ちなみに、80年代の半ばにコンピュータ関係の仕事で毎年のようにサンフランシスコに行っていた頃、バークレイの海の近くにあるアウトレットによく行った。BARTのバークレイ駅から広いユニバーシティ・アベニューをUCLAのキャンパスとは反対方向、サンフランシスコ湾のほうへ向かって緩やかに下っていくと、右側にノースフェースの巨大なファクトリー・アウトレットが、次いでマーモットの直営店、さらに海に近いところにシェラ・デザインのファクトリー・アウトレットがあった(今もあるかどうかは知らない)。このシェラデザインのアウトレットで、定番の60/40マウンテンパーカのB級品(小さな傷や縫製ミスがある)を90ドルぐらいで売っていた。

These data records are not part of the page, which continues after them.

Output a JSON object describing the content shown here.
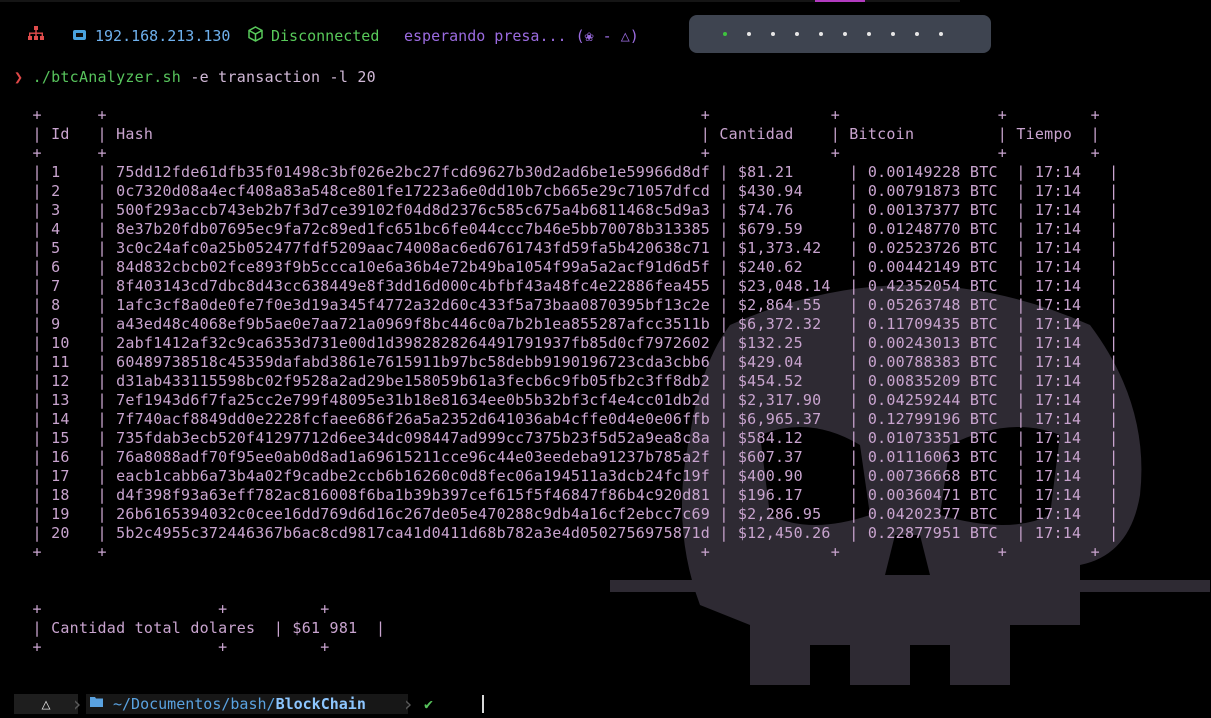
{
  "topbar": {
    "network_icon": "network-icon",
    "ip_icon": "monitor-icon",
    "ip": "192.168.213.130",
    "vpn_icon": "cube-icon",
    "vpn_status": "Disconnected",
    "status_text": "esperando presa... (",
    "status_icons": "❀ - △",
    "status_end": ")",
    "workspaces": 10,
    "active_workspace": 1,
    "accent_color": "#b23bbf"
  },
  "command": {
    "prompt": "❯",
    "program": "./btcAnalyzer.sh",
    "args": " -e transaction -l 20"
  },
  "table": {
    "border_line": "  +      +                                                                +             +                 +         +",
    "header_line": "  | Id   | Hash                                                           | Cantidad    | Bitcoin         | Tiempo  |",
    "rows": [
      "  | 1    | 75dd12fde61dfb35f01498c3bf026e2bc27fcd69627b30d2ad6be1e59966d8df | $81.21      | 0.00149228 BTC  | 17:14   |",
      "  | 2    | 0c7320d08a4ecf408a83a548ce801fe17223a6e0dd10b7cb665e29c71057dfcd | $430.94     | 0.00791873 BTC  | 17:14   |",
      "  | 3    | 500f293accb743eb2b7f3d7ce39102f04d8d2376c585c675a4b6811468c5d9a3 | $74.76      | 0.00137377 BTC  | 17:14   |",
      "  | 4    | 8e37b20fdb07695ec9fa72c89ed1fc651bc6fe044ccc7b46e5bb70078b313385 | $679.59     | 0.01248770 BTC  | 17:14   |",
      "  | 5    | 3c0c24afc0a25b052477fdf5209aac74008ac6ed6761743fd59fa5b420638c71 | $1,373.42   | 0.02523726 BTC  | 17:14   |",
      "  | 6    | 84d832cbcb02fce893f9b5ccca10e6a36b4e72b49ba1054f99a5a2acf91d6d5f | $240.62     | 0.00442149 BTC  | 17:14   |",
      "  | 7    | 8f403143cd7dbc8d43cc638449e8f3dd16d000c4bfbf43a48fc4e22886fea455 | $23,048.14  | 0.42352054 BTC  | 17:14   |",
      "  | 8    | 1afc3cf8a0de0fe7f0e3d19a345f4772a32d60c433f5a73baa0870395bf13c2e | $2,864.55   | 0.05263748 BTC  | 17:14   |",
      "  | 9    | a43ed48c4068ef9b5ae0e7aa721a0969f8bc446c0a7b2b1ea855287afcc3511b | $6,372.32   | 0.11709435 BTC  | 17:14   |",
      "  | 10   | 2abf1412af32c9ca6353d731e00d1d398282826449179193 7fb85d0cf7972602 | $132.25     | 0.00243013 BTC  | 17:14   |",
      "  | 11   | 60489738518c45359dafabd3861e7615911b97bc58debb9190196723cda3cbb6 | $429.04     | 0.00788383 BTC  | 17:14   |",
      "  | 12   | d31ab433115598bc02f9528a2ad29be158059b61a3fecb6c9fb05fb2c3ff8db2 | $454.52     | 0.00835209 BTC  | 17:14   |",
      "  | 13   | 7ef1943d6f7fa25cc2e799f48095e31b18e81634ee0b5b32bf3cf4e4cc01db2d | $2,317.90   | 0.04259244 BTC  | 17:14   |",
      "  | 14   | 7f740acf8849dd0e2228fcfaee686f26a5a2352d641036ab4cffe0d4e0e06ffb | $6,965.37   | 0.12799196 BTC  | 17:14   |",
      "  | 15   | 735fdab3ecb520f41297712d6ee34dc098447ad999cc7375b23f5d52a9ea8c8a | $584.12     | 0.01073351 BTC  | 17:14   |",
      "  | 16   | 76a8088adf70f95ee0ab0d8ad1a69615211cce96c44e03eedeba91237b785a2f | $607.37     | 0.01116063 BTC  | 17:14   |",
      "  | 17   | eacb1cabb6a73b4a02f9cadbe2ccb6b16260c0d8fec06a194511a3dcb24fc19f | $400.90     | 0.00736668 BTC  | 17:14   |",
      "  | 18   | d4f398f93a63eff782ac816008f6ba1b39b397cef615f5f46847f86b4c920d81 | $196.17     | 0.00360471 BTC  | 17:14   |",
      "  | 19   | 26b6165394032c0cee16dd769d6d16c267de05e470288c9db4a16cf2ebcc7c69 | $2,286.95   | 0.04202377 BTC  | 17:14   |",
      "  | 20   | 5b2c4955c372446367b6ac8cd9817ca41d0411d68b782a3e4d0502756975871d | $12,450.26  | 0.22877951 BTC  | 17:14   |"
    ]
  },
  "total_table": {
    "border_line": "  +                   +          +",
    "row_line": "  | Cantidad total dolares  | $61 981  |"
  },
  "statusbar": {
    "os_icon": "linux-icon",
    "os_glyph": "△",
    "folder_icon": "folder-icon",
    "path_prefix": "~/Documentos/bash/",
    "path_last": "BlockChain",
    "check": "✔"
  }
}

当時は1ドルが120〜130円の時代で、1万円ちょっとで60/40パーカが買えることに狂喜して、何色もまとめ買いをした記憶がある。
ところで還暦を過ぎた僕が、散歩や居酒屋へ行くときに最近一番よく着るアウターは「スイングトップ」(スイングトップというのは造語・和製英語らしい)だ。それもマクレガー、もしくはバラクータである。バラクータがドッグイヤー襟でラグランスリーブ、マクレガーはシャツ襟でセットインスリーブだが、両方とも持っていてどちらも気にいっている。
ともかく、スイングトップは軽いからいい。そして、ジーンズにもチノパンにも合う。50代まではよく羽織っていたバブアーのワックスコットンのジャケットやL.Lビーンのオリジナル・フィールド・コートは、さすがに少し重く感じるようになった。